BGH, Beschl. v. 17.11.2009 – VI ZB 58/08
Auf der Grundlage der Ausführungen in der angefochtenen Entscheidung und der Ausführungen der Rechtsbeschwerde ist von folgendem Sachverhalt auszugehen: Die Klägerin, eine Konzerngesellschaft der Daimler AG, nimmt den Beklagten zu 1) als ehemaligen Geschäftsführer der Klägerin, den Beklagten zu 2) als ursprünglich freien Mitarbeiter der Klägerin und die Beklagte zu 3), ein von Mitarbeitern der Klägerin geführtes Konkurrenzunternehmen, auf Schadensersatz in Anspruch. Die Klägerin schätzt auf Grund von Ermittlungen der Revisionsabteilung der Daimler AG den eingetretenen und künftigen Schaden vorläufig auf rund 5,9 Mio. EUR, wobei die Feststellung des Schadens nicht abgeschlossen sei. Gegen die Beklagten zu 1) und 2) sowie weitere Verantwortliche der Beklagten zu 3) ermittelt die Staatsanwaltschaft Stuttgart u.a. wegen des Verdachts der schweren Untreue i.S.v. § 266 Abs. 2 StGB und des Verrats von Betriebs- und Geschäftsgeheimnissen gem. § 17 UWG bzw. Beihilfe dazu (Az. 148 Js 96085/06).
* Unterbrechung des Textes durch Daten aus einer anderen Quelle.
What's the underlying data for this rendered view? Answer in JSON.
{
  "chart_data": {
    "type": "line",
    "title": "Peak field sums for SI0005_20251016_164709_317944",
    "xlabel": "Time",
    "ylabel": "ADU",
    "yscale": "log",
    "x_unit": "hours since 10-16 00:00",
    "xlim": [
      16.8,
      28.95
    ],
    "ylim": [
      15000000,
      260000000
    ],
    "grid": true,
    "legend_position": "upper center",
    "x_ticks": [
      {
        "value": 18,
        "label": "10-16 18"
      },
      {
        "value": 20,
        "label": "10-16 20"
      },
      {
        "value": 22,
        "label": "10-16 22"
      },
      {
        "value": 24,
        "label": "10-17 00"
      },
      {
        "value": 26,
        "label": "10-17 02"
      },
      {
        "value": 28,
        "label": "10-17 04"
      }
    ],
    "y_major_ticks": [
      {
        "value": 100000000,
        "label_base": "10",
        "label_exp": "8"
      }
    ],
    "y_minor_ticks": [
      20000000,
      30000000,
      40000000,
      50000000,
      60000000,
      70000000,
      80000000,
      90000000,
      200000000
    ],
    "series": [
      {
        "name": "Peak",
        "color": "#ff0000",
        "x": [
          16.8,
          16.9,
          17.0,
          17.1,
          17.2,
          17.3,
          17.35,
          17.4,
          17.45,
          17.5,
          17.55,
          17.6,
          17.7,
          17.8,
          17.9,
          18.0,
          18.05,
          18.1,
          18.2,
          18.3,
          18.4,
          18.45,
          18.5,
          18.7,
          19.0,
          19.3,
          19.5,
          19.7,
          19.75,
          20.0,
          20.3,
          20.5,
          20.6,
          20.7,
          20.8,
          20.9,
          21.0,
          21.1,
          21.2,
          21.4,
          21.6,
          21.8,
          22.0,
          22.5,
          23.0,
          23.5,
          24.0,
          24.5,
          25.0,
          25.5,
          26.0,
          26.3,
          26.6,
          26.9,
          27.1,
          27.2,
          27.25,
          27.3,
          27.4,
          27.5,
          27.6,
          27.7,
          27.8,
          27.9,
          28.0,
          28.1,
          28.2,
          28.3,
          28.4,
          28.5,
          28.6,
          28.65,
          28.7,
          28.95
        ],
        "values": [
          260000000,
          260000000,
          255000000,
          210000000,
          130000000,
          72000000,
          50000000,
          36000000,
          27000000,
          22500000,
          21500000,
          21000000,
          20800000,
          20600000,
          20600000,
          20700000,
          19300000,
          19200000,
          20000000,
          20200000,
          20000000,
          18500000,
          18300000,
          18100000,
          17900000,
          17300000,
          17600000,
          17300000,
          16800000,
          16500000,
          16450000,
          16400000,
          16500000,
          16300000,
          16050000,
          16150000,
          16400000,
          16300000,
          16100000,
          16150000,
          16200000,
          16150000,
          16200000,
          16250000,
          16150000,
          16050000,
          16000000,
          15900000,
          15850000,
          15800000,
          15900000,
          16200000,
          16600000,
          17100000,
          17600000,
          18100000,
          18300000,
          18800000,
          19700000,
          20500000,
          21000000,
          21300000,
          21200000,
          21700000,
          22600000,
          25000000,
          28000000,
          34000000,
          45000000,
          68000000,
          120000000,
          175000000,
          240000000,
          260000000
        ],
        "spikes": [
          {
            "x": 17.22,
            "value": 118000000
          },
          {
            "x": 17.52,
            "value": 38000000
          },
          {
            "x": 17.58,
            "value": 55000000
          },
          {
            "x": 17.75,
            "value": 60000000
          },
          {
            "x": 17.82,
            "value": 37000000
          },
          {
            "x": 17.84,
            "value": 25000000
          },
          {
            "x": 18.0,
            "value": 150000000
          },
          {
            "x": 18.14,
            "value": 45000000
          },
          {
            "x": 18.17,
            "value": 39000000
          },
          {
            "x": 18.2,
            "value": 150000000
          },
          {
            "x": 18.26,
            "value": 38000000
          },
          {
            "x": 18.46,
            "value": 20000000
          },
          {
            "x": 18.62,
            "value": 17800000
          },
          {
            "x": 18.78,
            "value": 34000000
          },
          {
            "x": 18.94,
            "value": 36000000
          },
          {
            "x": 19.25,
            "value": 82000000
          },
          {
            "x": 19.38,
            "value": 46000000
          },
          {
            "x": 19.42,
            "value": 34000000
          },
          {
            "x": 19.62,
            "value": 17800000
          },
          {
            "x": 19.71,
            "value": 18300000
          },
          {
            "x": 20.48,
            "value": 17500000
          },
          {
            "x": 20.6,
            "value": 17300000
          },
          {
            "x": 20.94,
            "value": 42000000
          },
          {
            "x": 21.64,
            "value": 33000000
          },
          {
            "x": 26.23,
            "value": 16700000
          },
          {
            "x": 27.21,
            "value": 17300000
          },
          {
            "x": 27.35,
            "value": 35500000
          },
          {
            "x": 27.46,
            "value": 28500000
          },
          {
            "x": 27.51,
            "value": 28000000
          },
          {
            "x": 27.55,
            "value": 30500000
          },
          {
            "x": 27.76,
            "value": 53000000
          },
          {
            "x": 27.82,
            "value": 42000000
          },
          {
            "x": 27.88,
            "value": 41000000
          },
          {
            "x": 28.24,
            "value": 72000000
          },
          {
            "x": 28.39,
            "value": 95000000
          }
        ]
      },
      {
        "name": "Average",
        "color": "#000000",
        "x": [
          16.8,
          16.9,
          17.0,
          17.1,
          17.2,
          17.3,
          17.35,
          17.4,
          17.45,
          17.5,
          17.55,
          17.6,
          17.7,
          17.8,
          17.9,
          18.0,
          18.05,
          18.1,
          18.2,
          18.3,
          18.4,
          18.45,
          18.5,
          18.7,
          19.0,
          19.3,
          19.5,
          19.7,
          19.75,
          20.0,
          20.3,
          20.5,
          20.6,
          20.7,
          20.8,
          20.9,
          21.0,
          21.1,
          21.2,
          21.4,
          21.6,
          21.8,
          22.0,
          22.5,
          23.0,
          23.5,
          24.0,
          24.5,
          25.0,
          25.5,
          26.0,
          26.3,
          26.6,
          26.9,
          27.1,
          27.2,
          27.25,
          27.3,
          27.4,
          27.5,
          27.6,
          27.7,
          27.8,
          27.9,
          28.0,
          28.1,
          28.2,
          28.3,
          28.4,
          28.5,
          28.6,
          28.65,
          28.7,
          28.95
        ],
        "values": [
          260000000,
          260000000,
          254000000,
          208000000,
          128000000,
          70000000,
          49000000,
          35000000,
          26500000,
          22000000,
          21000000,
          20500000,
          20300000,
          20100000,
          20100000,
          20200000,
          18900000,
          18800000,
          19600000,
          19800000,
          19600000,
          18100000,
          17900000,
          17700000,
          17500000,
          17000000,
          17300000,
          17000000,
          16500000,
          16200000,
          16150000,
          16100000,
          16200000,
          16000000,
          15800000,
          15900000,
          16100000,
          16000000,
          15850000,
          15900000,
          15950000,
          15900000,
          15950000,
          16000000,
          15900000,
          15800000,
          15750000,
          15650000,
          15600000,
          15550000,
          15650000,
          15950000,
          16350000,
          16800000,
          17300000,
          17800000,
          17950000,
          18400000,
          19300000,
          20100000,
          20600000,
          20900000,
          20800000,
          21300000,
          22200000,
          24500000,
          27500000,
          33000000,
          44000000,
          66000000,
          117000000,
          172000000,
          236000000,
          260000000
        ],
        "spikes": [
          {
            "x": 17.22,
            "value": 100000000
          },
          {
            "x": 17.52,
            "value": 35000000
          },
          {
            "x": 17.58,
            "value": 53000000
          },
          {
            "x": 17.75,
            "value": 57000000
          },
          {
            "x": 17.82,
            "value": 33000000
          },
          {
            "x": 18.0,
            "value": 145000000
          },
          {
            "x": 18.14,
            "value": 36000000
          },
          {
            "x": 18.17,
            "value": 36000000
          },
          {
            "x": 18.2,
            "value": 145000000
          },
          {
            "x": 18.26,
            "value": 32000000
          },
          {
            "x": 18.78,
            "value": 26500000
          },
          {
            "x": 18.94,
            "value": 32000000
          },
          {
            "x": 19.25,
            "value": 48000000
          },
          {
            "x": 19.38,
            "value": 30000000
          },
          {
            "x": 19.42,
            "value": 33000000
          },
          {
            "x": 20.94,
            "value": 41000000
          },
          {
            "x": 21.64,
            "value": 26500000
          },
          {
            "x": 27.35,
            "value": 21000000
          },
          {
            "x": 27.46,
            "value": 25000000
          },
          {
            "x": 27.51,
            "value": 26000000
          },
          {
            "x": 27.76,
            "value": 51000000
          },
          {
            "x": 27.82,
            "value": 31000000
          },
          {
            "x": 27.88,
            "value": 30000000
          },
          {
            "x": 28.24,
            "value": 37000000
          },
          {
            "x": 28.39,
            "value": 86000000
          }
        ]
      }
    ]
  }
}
Nach Erörterung der Frage einer Verfahrensaussetzung und schriftsätzlichem Widerspruch der Klägerin dazu hat das LG das Verfahren gem. § 149 Abs. 1 ZPO bis zur Erledigung des Strafverfahrens ausgesetzt. Die hiergegen gerichtete sofortige Beschwerde der Klägerin hat das Beschwerdegericht zurückgewiesen. Mit der dagegen gerichteten vom Beschwerdegericht zugelassenen Rechtsbeschwerde macht die Klägerin weiterhin geltend, dass die Aussetzung nicht gerechtfertigt sei.
Aus den Gründen:
[3] “II. Die Rechtsbeschwerde ist statthaft, weil das Beschwerdegericht sie zugelassen hat (§ 574 Abs. 1 Nr. 2 ZPO). Sie ist auch begründet.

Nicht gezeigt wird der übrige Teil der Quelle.